Possible short-term indicators

  • Usually makes people feel relaxed, giggly and talkative.
  • Users may report enhanced awareness and appreciation.
  • Some users may get the ‘munchies’ (a craving for sweet / processed food)
  • Eyes may become bloodshot
  • Used as a relaxant and mild intoxicant. If the user is anxious or depressed, it could make him or her feel worse. Users could feel nauseous, anxious, paranoid, confused, depressed or have panic attacks.
  • Makes concentration and quick reactions difficult. Will affect driving.

Possible longer-term indicators

  • Psychological dependence and respiratory problems possible. If smoked with tobacco, lung cancer is possible.
  • A user may experience the following: – lack of motivation and general lethargy, mood swings possible paranoia, drug induced psychosis (very rare, but rising in total numbers affected), short-term memory loss.
  • Frequent use of cannabis can cut a man’s sperm count and suppress ovulation in women.

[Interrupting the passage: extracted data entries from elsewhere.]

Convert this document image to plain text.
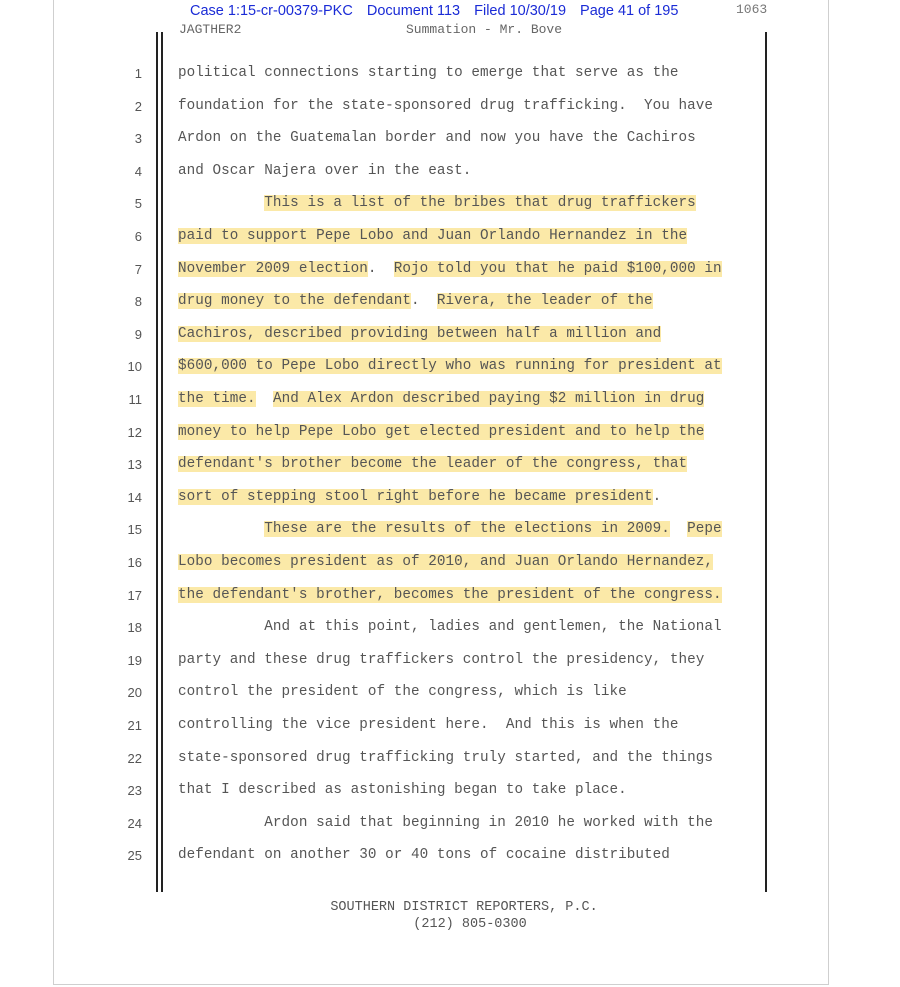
Case 1:15-cr-00379-PKC Document 113 Filed 10/30/19 Page 41 of 195	1063
JAGTHER2	Summation - Mr. Bove
1	political connections starting to emerge that serve as the
2	foundation for the state-sponsored drug trafficking.  You have
3	Ardon on the Guatemalan border and now you have the Cachiros
4	and Oscar Najera over in the east.
5	This is a list of the bribes that drug traffickers
6	paid to support Pepe Lobo and Juan Orlando Hernandez in the
7	November 2009 election.  Rojo told you that he paid $100,000 in
8	drug money to the defendant.  Rivera, the leader of the
9	Cachiros, described providing between half a million and
10	$600,000 to Pepe Lobo directly who was running for president at
11	the time. And Alex Ardon described paying $2 million in drug
12	money to help Pepe Lobo get elected president and to help the
13	defendant's brother become the leader of the congress, that
14	sort of stepping stool right before he became president.
15	These are the results of the elections in 2009. Pepe
16	Lobo becomes president as of 2010, and Juan Orlando Hernandez,
17	the defendant's brother, becomes the president of the congress.
18	And at this point, ladies and gentlemen, the National
19	party and these drug traffickers control the presidency, they
20	control the president of the congress, which is like
21	controlling the vice president here.  And this is when the
22	state-sponsored drug trafficking truly started, and the things
23	that I described as astonishing began to take place.
24	Ardon said that beginning in 2010 he worked with the
25	defendant on another 30 or 40 tons of cocaine distributed
SOUTHERN DISTRICT REPORTERS, P.C.
(212) 805-0300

The Frank website ( says of cannabis:

Some research has shown that cannabis may worsen mental illnesses like schizophrenia. It may also slow down any recovery from these illnesses. If you’ve got a history of mental illness in the family you should think very carefully about getting stoned. Cannabis can cause a range of mental health problems from short lived and more common problems such as anxiety and paranoid feelings, to less common difficulties with actual psychotic states that may require medical treatment. These problems may fade away over several days after stopping using cannabis but occasionally may require a stay in hospital.

Harm reduction

  • Refer to general suggestions.
  • Stop using. Obviously the most effective way to reduce harm is not to use. Or at least cut down on how much, and how often you use.
  • Don’t use cannabis and drive, or use machinery whilst under the influence.
  • Eating cannabis (cakes or cookies) instead of smoking. But it takes a lot longer to feel the effects after eating cannabis than it does with smoking. This can make it difficult to judge the dose and people can become a lot more stoned than they anticipated. It’s also worth keeping in mind that more time will be needed for the drug to wear off, which may be important when it comes to driving or other tasks.
  • Don’t use cannabis and drive, or use machinery whilst under the influence.

Legal status

  • Cannabis is a Class B drug – it’s illegal to have for yourself, give away or sell.
  • Possession is illegal whatever you’re using it for, including pain relief. The penalty is up to five years in jail.
  • Supplying someone else can get you fourteen years and an unlimited fine.
  • Supplying your mates, even if you give it away, is also considered ‘supplying’ under the law.